Saving millions of pounds in the process, our team had a brainwave to try using Blu-Tack attached to a long flexible pole, lowered down into the Prototype Fast Reactor (PFR) at Dounreay in the north of Scotland.
Our reactor decommissioning team needed the samples from the PFR reactor in order to check radiation levels.
During the planning phase, we were tasked with the manufacture of equipment capable of doing this in a radiological and hazardous environment.
Inspecting the depths of a former nuclear reactor with remotely controlled devices usually requires smart thinking and the manufacture of bespoke equipment.
However, our team opted for simplicity over a new design and build project. Thinking creatively, we attached some Blu-Tack to the end of a long flexible rod, which meandered almost 10 metres deep into the reactor core and picked up samples of the metal.

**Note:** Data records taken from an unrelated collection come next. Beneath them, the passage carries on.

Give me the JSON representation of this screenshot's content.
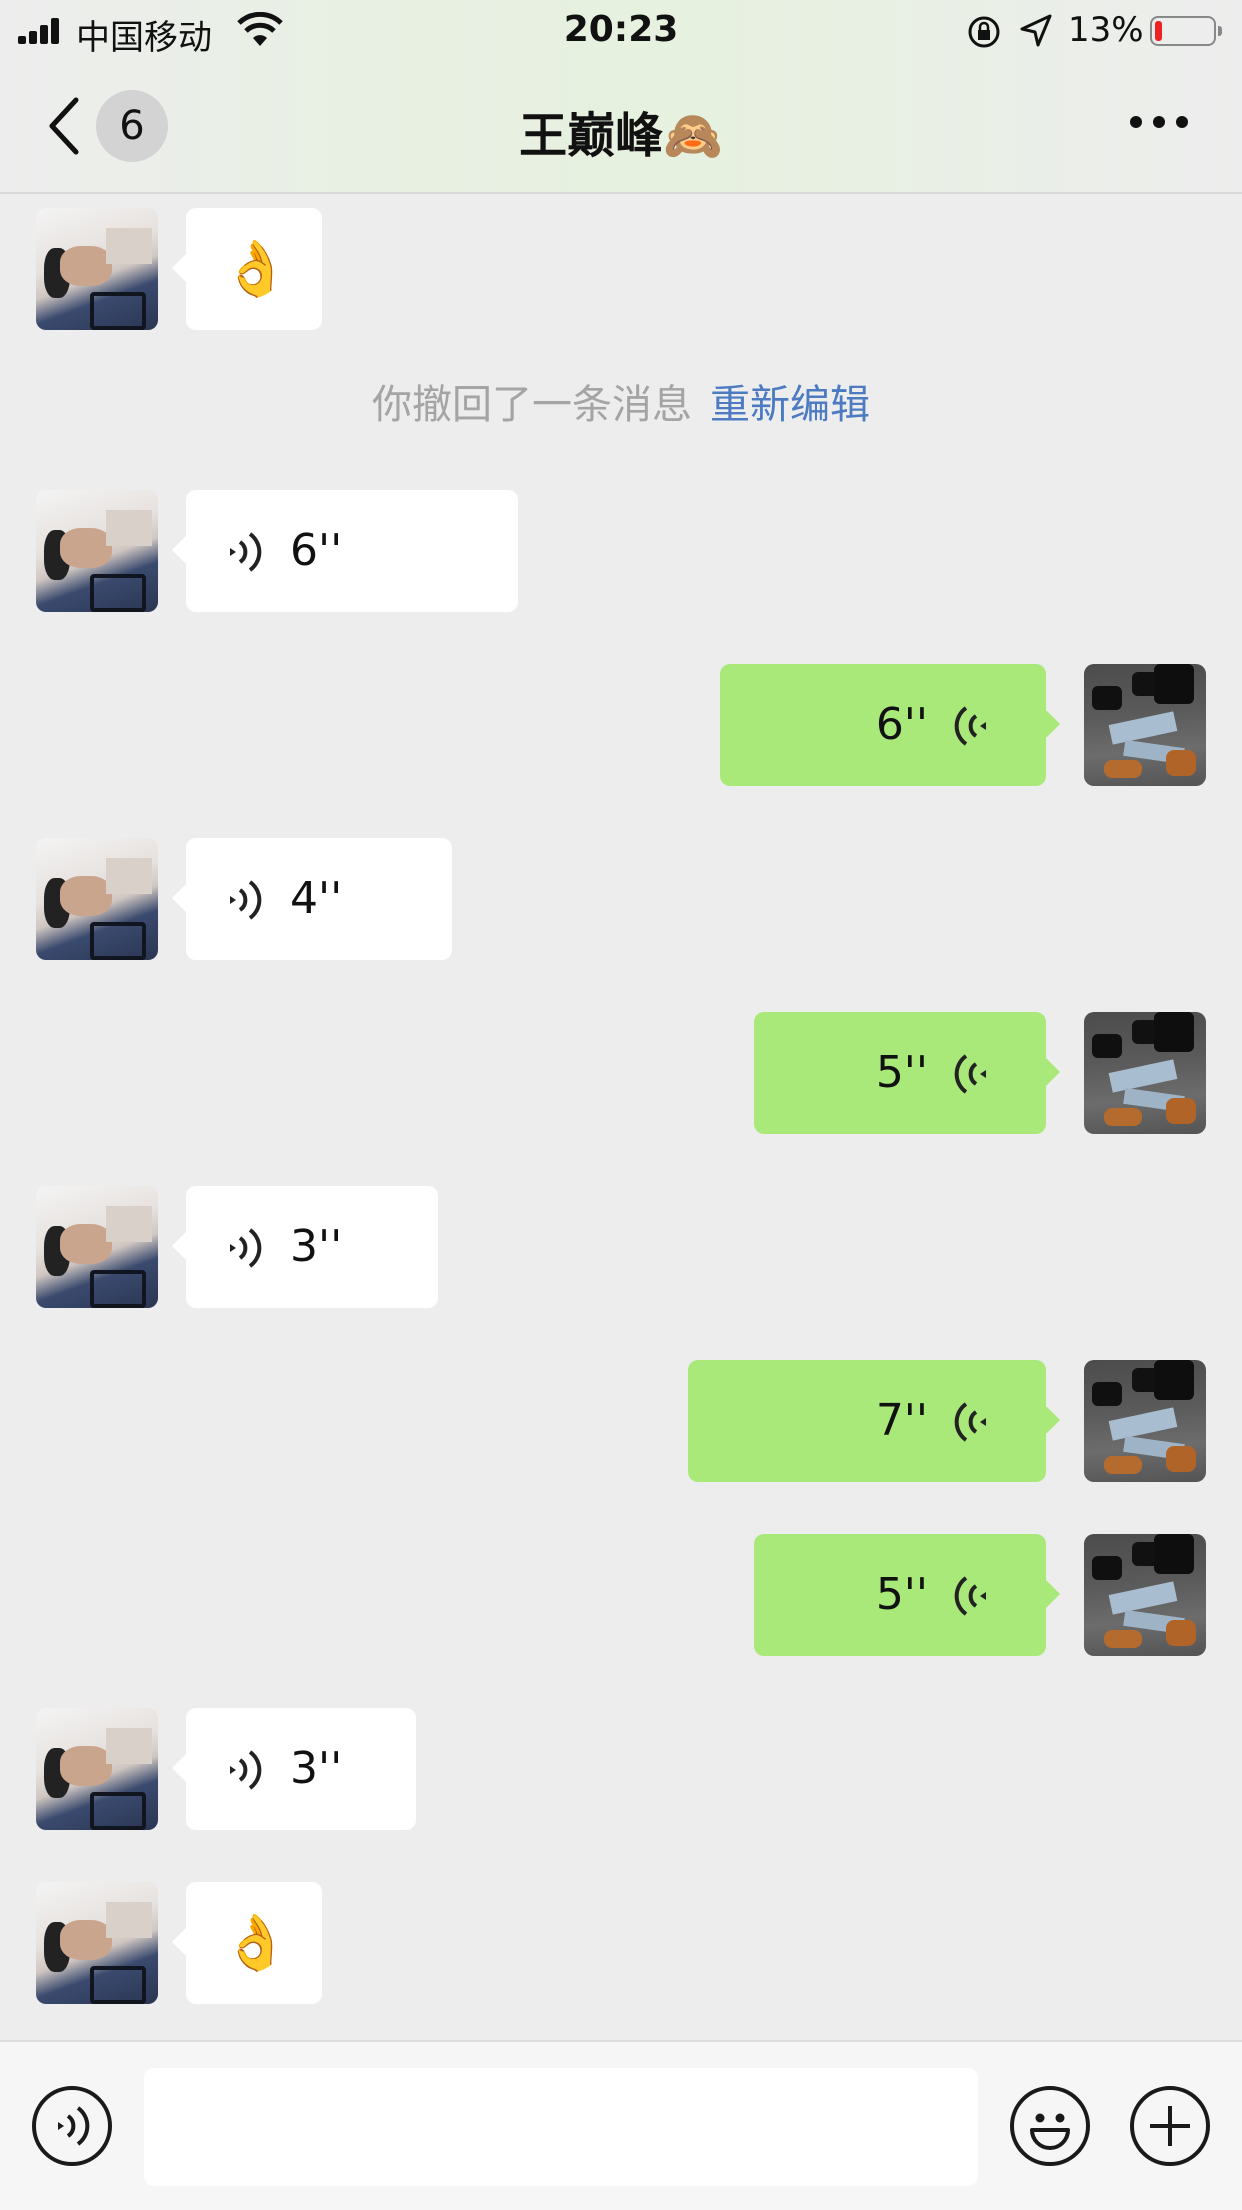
{
  "status": {
    "carrier": "中国移动",
    "time": "20:23",
    "battery": "13%",
    "battery_level": 0.13
  },
  "nav": {
    "unread_count": "6",
    "title": "王巅峰",
    "title_emoji": "🙈"
  },
  "recall": {
    "text": "你撤回了一条消息",
    "action": "重新编辑"
  },
  "messages": [
    {
      "from": "them",
      "type": "emoji",
      "content": "👌"
    },
    {
      "from": "them",
      "type": "voice",
      "duration": "6''"
    },
    {
      "from": "me",
      "type": "voice",
      "duration": "6''"
    },
    {
      "from": "them",
      "type": "voice",
      "duration": "4''"
    },
    {
      "from": "me",
      "type": "voice",
      "duration": "5''"
    },
    {
      "from": "them",
      "type": "voice",
      "duration": "3''"
    },
    {
      "from": "me",
      "type": "voice",
      "duration": "7''"
    },
    {
      "from": "me",
      "type": "voice",
      "duration": "5''"
    },
    {
      "from": "them",
      "type": "voice",
      "duration": "3''"
    },
    {
      "from": "them",
      "type": "emoji",
      "content": "👌"
    }
  ],
  "input": {
    "value": "",
    "placeholder": ""
  },
  "icons": {
    "back": "chevron-left-icon",
    "more": "more-dots-icon",
    "voice_mode": "voice-mode-icon",
    "emoji": "emoji-face-icon",
    "plus": "plus-icon"
  },
  "colors": {
    "outgoing_bubble": "#a9e97a",
    "incoming_bubble": "#ffffff",
    "link": "#4c7bc2",
    "background": "#ededed"
  }
}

We are 60 years on from the decision to build the Prototype Fast Reactor and innovation has been the key to its success. There is a continual requirement for inventive methods to dismantle a complex nuclear reactor. The nature of the decommissioning work at Dounreay gives both our young and experienced engineers the opportunity to put their innovative skills and knowledge into practice.
I've worked at the site for many years and am proud to be sharing my knowledge with a team of Dounreay Site Restoration Ltd (DSRL) engineers to pass on my years of experience and expertise to a new generation of professionals who will be taking apart the reactor when the time comes.